Cloud alliance launch secure multitenancy
By Beth Pariseau | Feb 1, 2010
NetApp Inc., Cisco Systems Inc. and VMware Inc. are continuing the trend of vendor alliances to build end-to-end stacks in support of server virtualization and cloud storage applications. The three vendors today released a reference architecture for secure multitenancy in VMware-based virtual server environments.
The partners say they have developed, tested and validated the architecture, and have made detailed design guides available for channel partners who will take the lead in selling the stack to customers.
The design guide includes a bill of materials for creating a multitenancy environment that includes VMware's vSphere and VMware vShield Zones; Cisco's Nexus 7000, 5000 and 1000V Series Switches; Cisco's Unified Computing System (UCS); and NetApp FAS storage with MultiStore.
Cisco and VMware teamed up with VMware's parent company and NetApp storage rival EMC Corp. last November to launch their own stack from what that triumvirate calls its Virtual Computing Environment (VCE) coalition.
Ed Bugnion, Cisco's chief technology officer (CTO), said the VCE alliance is focused on server virtualization in enterprise data centers with an emphasis on scalability, while this new partnership with NetApp is specifically focused on supporting secure multitenancy in shared environments. "Our business strategy is to view our storage partners as part of an overall ecosystem," he said of Cisco's attempt to balance alliances between competing storage vendors. "This is a statement of customer choice."

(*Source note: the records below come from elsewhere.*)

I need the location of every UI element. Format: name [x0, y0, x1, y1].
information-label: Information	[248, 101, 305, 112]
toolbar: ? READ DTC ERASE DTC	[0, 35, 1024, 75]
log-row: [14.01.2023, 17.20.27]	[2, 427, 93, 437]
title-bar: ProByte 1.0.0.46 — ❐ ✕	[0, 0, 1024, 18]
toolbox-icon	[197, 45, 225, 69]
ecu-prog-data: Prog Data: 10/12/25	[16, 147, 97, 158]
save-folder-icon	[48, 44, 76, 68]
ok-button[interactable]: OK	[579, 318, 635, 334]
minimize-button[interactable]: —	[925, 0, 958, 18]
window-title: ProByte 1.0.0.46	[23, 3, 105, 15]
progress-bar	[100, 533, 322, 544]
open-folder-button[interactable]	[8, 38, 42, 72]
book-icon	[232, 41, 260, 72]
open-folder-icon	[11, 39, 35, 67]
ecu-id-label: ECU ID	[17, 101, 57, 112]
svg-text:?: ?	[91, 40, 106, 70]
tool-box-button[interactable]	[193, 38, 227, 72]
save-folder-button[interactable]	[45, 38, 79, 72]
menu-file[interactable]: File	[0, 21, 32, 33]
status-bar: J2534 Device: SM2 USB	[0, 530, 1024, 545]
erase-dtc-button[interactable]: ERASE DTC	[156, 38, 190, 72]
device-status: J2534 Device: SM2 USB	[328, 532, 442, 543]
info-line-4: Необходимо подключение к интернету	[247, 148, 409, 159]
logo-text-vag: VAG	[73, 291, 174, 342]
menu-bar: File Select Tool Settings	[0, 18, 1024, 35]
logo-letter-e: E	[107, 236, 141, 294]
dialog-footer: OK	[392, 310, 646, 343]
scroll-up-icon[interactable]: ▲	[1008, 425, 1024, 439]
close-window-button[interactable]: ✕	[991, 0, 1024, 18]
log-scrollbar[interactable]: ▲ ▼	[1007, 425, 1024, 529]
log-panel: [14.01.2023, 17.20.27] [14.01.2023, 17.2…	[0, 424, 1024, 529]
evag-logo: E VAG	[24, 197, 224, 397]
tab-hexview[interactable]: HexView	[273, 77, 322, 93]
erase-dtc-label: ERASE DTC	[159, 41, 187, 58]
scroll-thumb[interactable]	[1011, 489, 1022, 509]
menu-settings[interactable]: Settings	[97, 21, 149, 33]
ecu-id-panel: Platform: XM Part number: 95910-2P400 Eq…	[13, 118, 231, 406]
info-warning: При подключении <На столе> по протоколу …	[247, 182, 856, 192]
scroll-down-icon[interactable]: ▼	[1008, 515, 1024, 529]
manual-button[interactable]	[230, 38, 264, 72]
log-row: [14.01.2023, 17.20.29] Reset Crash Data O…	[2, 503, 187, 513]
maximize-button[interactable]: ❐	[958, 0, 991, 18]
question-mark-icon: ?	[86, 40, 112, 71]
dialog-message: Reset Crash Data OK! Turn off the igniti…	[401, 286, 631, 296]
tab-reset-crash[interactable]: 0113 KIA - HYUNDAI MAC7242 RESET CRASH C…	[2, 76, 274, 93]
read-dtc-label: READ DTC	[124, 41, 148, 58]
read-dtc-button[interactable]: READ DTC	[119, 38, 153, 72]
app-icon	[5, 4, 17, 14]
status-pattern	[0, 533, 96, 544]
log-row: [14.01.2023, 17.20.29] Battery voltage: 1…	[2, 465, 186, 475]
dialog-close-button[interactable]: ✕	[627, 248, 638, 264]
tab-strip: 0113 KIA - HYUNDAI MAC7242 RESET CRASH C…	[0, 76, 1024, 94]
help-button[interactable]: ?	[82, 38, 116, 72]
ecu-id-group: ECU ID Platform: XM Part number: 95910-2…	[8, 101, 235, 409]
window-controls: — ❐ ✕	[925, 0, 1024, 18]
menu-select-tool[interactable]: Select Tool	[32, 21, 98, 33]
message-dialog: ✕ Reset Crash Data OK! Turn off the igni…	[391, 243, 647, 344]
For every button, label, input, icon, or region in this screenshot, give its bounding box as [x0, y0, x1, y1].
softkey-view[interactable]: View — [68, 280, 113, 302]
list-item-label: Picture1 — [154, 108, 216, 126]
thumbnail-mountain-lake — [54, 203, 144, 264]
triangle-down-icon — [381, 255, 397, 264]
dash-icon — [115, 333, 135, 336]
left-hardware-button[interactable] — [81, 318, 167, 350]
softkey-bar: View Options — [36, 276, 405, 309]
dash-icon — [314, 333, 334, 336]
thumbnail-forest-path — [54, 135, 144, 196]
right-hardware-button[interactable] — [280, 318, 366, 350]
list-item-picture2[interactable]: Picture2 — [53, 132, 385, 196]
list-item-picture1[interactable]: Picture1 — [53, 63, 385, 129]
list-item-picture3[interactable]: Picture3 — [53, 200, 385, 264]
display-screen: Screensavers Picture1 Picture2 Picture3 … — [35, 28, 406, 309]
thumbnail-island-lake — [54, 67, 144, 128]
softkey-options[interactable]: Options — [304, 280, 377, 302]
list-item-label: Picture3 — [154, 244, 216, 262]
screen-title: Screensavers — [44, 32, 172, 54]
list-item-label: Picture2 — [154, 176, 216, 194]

Each piece of the NetApp/Cisco/VMware architecture is focused on segmenting the network, physical server and physical storage resources to give each virtual server its own segmented "slice" of the resource pool. According to the design guide document, vShield Zones provide "a centrally managed, stateful, distributed virtual firewall bundled with vSphere 4.0." The Nexus switches can be used to provide iSCSI-based Ethernet access to storage using NFS, as well as a boot-from-SAN storage architecture for virtual servers over Fibre Channel over Ethernet (FCoE), according to the document.
Cisco's UCS provides quality of service for virtual hosts on the network, dictating which hosts get precedence in network queues to match service-level agreement (SLA) policies in the data center. Cisco's virtual local-area networks (VLANs) are also a part of the package. At the bottom of the stack lies NetApp's FAS storage with MultiStore software for creating virtual filers within the same physical disk array.